After completing a cleanse, many people report improved energy, clearer skin, regular bowel movements, improved digestion, and increased concentration and clarity. Some report considerable short-term weight loss, though the loss is primarily due to water loss and those pounds usually return as soon as solid foods are reinstated. One major advantage of most detox plans is the increased consumption of water – something most of us don’t get nearly enough of.
Common side effects of cleanses are headaches, light-headedness, acne, irritability, stomach cramps, diarrhea and constipation. But depending on the method prescribed, you might experience other bizarre and uncomfortable sensations.
It is recommended that you consult your doctor before making any dramatic changes to your diet. Children and teenagers, women who are pregnant or breast-feeding, seniors, and people with heart disease, diabetes, or other chronic conditions are at risk for serious medical repercussions.
The strongest argument against cleanses is that while they can certainly cause harm, there is no scientific evidence that they work. Cleanses claim to help the body eliminate toxins, yet the definition of the word is not rooted in medicine. Simply put, toxins are poisons that are created biologically. So while viper venom clearly contains toxins, doughnuts and diet sodas do not.

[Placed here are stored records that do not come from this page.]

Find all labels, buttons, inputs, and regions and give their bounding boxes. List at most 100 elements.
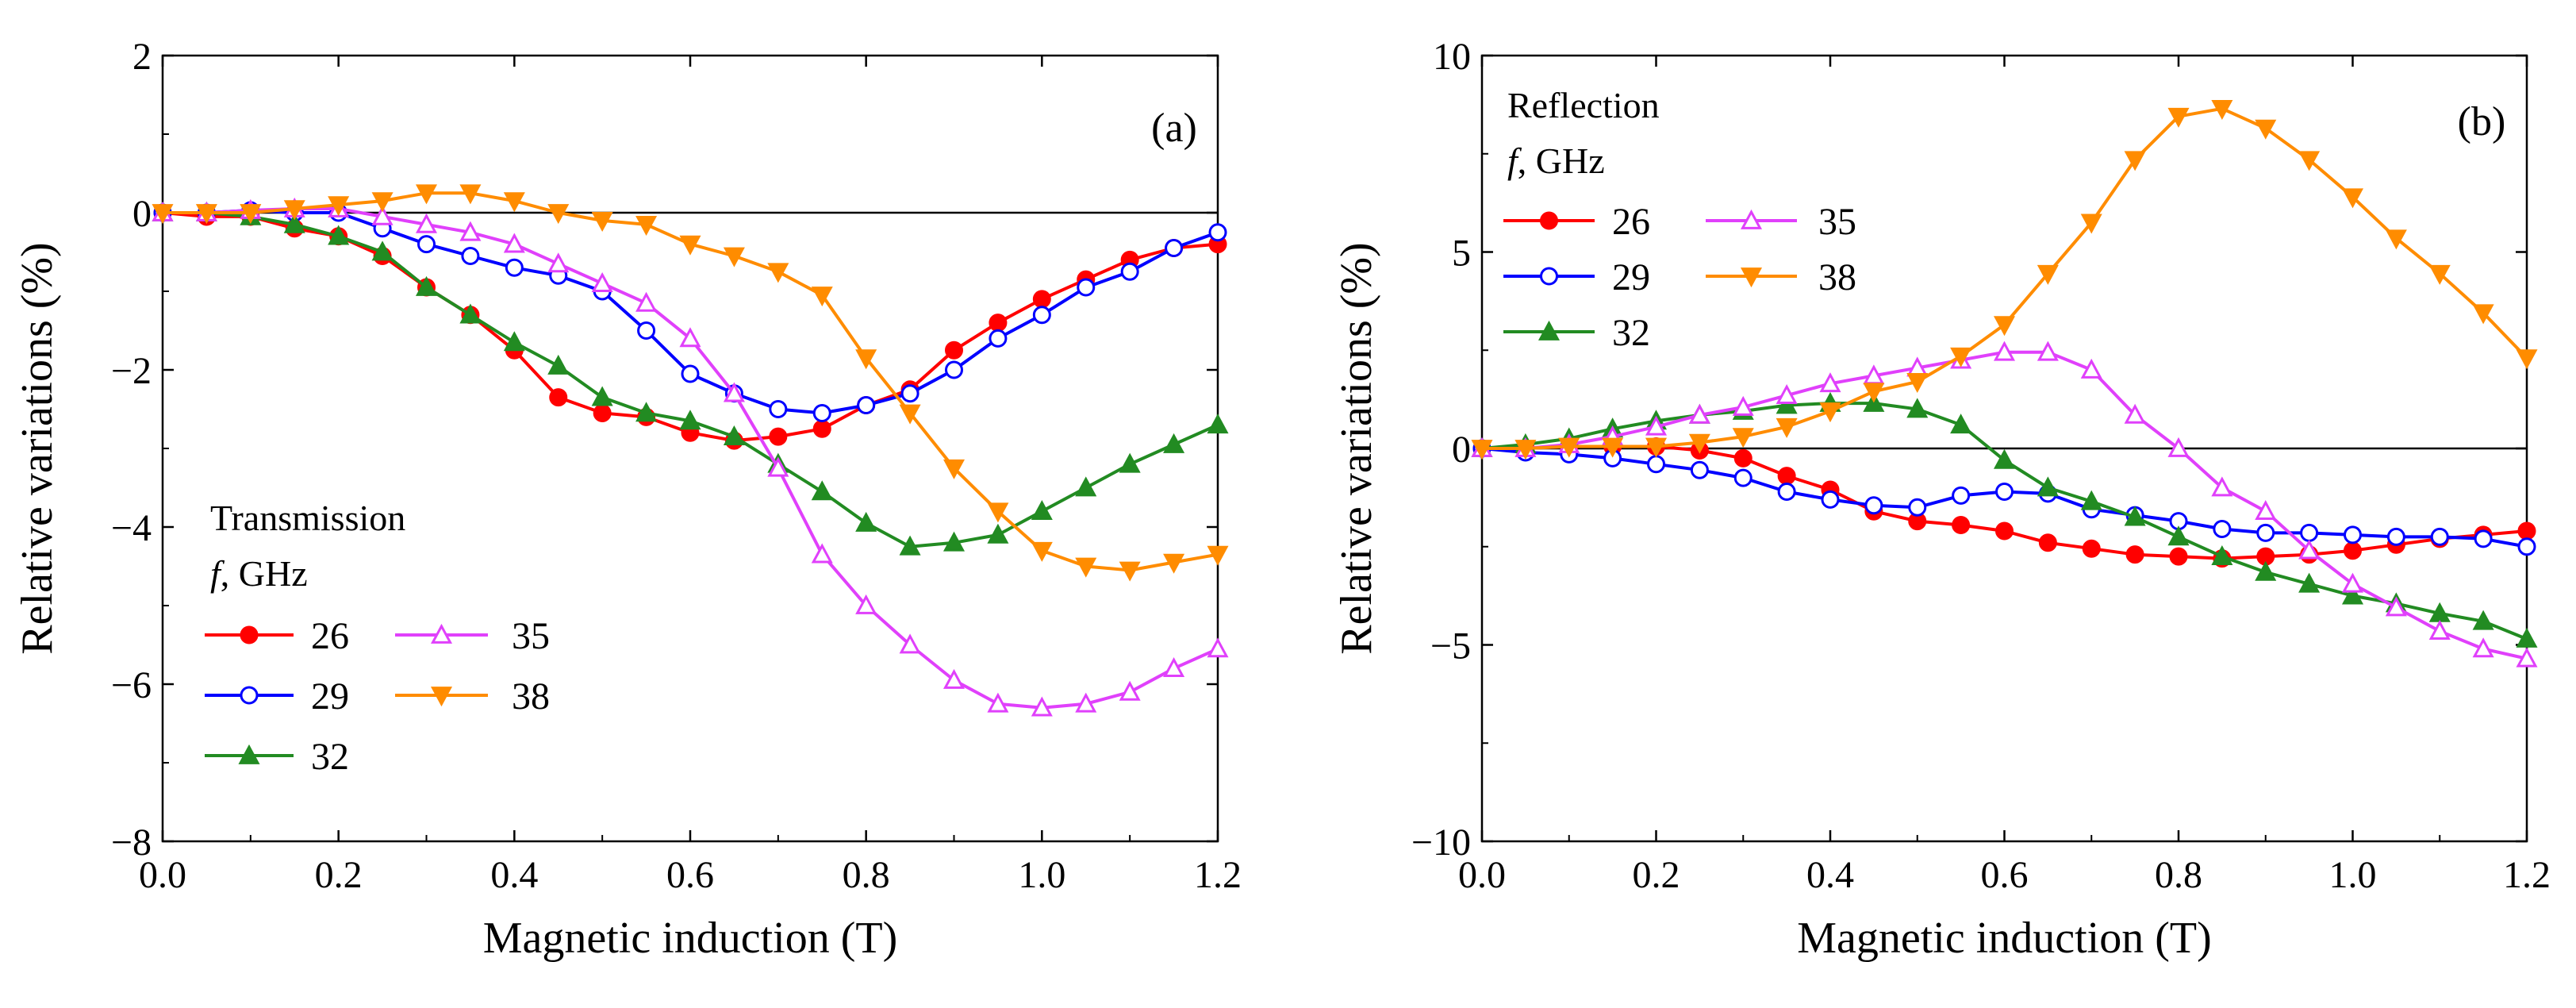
data-point xyxy=(1732,428,1754,448)
y-tick-label: −10 xyxy=(1411,821,1471,864)
data-point xyxy=(811,480,833,501)
data-point xyxy=(459,221,482,241)
data-point xyxy=(2341,584,2364,605)
data-point xyxy=(942,668,966,689)
data-point xyxy=(2124,506,2146,526)
data-point xyxy=(1207,414,1229,434)
data-point xyxy=(371,240,394,261)
data-point xyxy=(1864,496,1883,515)
data-point xyxy=(2167,525,2190,546)
data-point xyxy=(1471,440,1493,460)
data-point xyxy=(328,225,350,245)
data-point xyxy=(417,235,436,254)
data-point xyxy=(1075,557,1097,578)
x-tick-label: 0.4 xyxy=(490,854,538,896)
legend-swatch-marker xyxy=(1540,211,1558,230)
data-point xyxy=(503,331,525,352)
legend-title: Transmission xyxy=(210,498,405,538)
data-point xyxy=(899,404,921,425)
legend-swatch-marker xyxy=(1740,267,1763,288)
data-point xyxy=(2256,523,2275,542)
data-point xyxy=(679,410,701,430)
data-point xyxy=(855,349,877,370)
data-point xyxy=(371,205,394,225)
data-point xyxy=(1163,553,1185,574)
data-point xyxy=(2298,151,2321,171)
legend-entry-29: 29 xyxy=(1503,256,1650,298)
data-point xyxy=(1777,482,1796,501)
data-point xyxy=(1119,561,1141,582)
data-point xyxy=(2124,151,2146,171)
data-point xyxy=(987,502,1009,523)
data-point xyxy=(989,314,1008,333)
x-axis-label: Magnetic induction (T) xyxy=(483,914,898,963)
data-point xyxy=(2298,539,2321,560)
series-38 xyxy=(152,184,1229,582)
data-point xyxy=(503,192,525,213)
y-tick-label: 5 xyxy=(1452,233,1471,275)
panel-a-transmission: 0.0 0.2 0.4 0.6 0.8 1.0 1.2 −8 −6 −4 −2 0 2 Magnetic … xyxy=(13,36,1242,963)
data-point xyxy=(1995,521,2014,541)
legend-entry-38: 38 xyxy=(395,675,550,718)
y-tick-label: 10 xyxy=(1433,36,1471,78)
data-point xyxy=(1075,476,1097,497)
data-point xyxy=(2516,349,2538,370)
data-point xyxy=(2037,476,2059,497)
data-point xyxy=(723,247,745,267)
data-point xyxy=(2298,572,2321,593)
data-point xyxy=(1690,460,1709,479)
data-point xyxy=(461,246,480,265)
data-point xyxy=(1908,498,1927,517)
y-tick-label: −8 xyxy=(111,821,152,864)
legend-label: 35 xyxy=(1818,201,1856,243)
y-axis-label: Relative variations (%) xyxy=(13,242,62,654)
data-point xyxy=(635,216,658,237)
data-point xyxy=(2124,403,2146,424)
legend-swatch-marker xyxy=(238,744,260,764)
data-point xyxy=(1821,490,1840,509)
legend-entry-35: 35 xyxy=(1706,201,1856,243)
data-point xyxy=(2385,596,2407,617)
series-line-35 xyxy=(1482,350,2528,660)
data-point xyxy=(2517,537,2536,556)
x-tick-label: 0.8 xyxy=(843,854,890,896)
y-tick-label: −5 xyxy=(1430,625,1471,668)
legend-label: 32 xyxy=(311,736,349,778)
data-point xyxy=(2038,533,2057,552)
data-point xyxy=(2516,647,2538,668)
legend-label: 26 xyxy=(1612,201,1650,243)
data-point xyxy=(1863,383,1885,403)
data-point xyxy=(1993,340,2016,361)
data-point xyxy=(812,419,831,438)
data-point xyxy=(2169,547,2188,566)
data-point xyxy=(855,511,877,532)
series-29 xyxy=(153,201,1227,422)
data-point xyxy=(2125,545,2144,564)
data-point xyxy=(2080,490,2102,510)
data-point xyxy=(635,291,658,312)
data-point xyxy=(769,400,788,418)
data-point xyxy=(2300,523,2319,542)
data-point xyxy=(1120,262,1139,281)
legend-swatch-marker xyxy=(1538,320,1561,340)
data-point xyxy=(1031,696,1053,717)
data-point xyxy=(1995,482,2014,501)
legend-entry-29: 29 xyxy=(205,675,349,718)
data-point xyxy=(195,204,217,225)
data-point xyxy=(899,633,921,654)
data-point xyxy=(2386,527,2405,546)
data-point xyxy=(1950,414,1972,434)
legend-swatch-marker xyxy=(430,623,453,644)
x-tick-label: 0.6 xyxy=(1981,854,2029,896)
data-point xyxy=(1906,373,1929,394)
legend-label: 26 xyxy=(311,615,349,657)
data-point xyxy=(2037,264,2059,285)
data-point xyxy=(635,402,658,422)
data-point xyxy=(371,192,394,213)
data-point xyxy=(1031,541,1053,562)
data-point xyxy=(2211,99,2233,120)
data-point xyxy=(2474,529,2493,548)
data-point xyxy=(2472,610,2494,630)
legend-entry-32: 32 xyxy=(205,736,349,778)
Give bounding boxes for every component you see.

Some doctors claim to have experienced significant positive results, though many are the authors or spokespeople of programs that stand to profit from their claims. Most professionals in the medical and scientific community eschew cleanses as fads and “quick-fixes.”
Experts agree that the best way to “cleanse” is to promote a sustainable, long-term healthy diet. A diet high in fiber, low in saturated fat and rich in fruits and vegetables is best, and reducing alcohol and caffeine in the long-term is always preferable to eliminating them for a week.
If you are considering a detox diet, it may be because you know your nutritional habits are problematic. Consider addressing them as a whole. You might add milk thistle supplements, increase water and eliminate trans fats from your diet, for example, which is a prescription you can reasonably hope to sustain for more than a week.
If you do decide to try a cleanse, it’s probably healthiest to avoid those which eliminate solid foods altogether. Instead, look into diet plans that encourage fish, yogurt and other foods high in antioxidants. Whatever your decision, make it an informed one. Your instinct to protect your body is a good one; just invest a few hours of research before you dedicate a week to a restrictive program.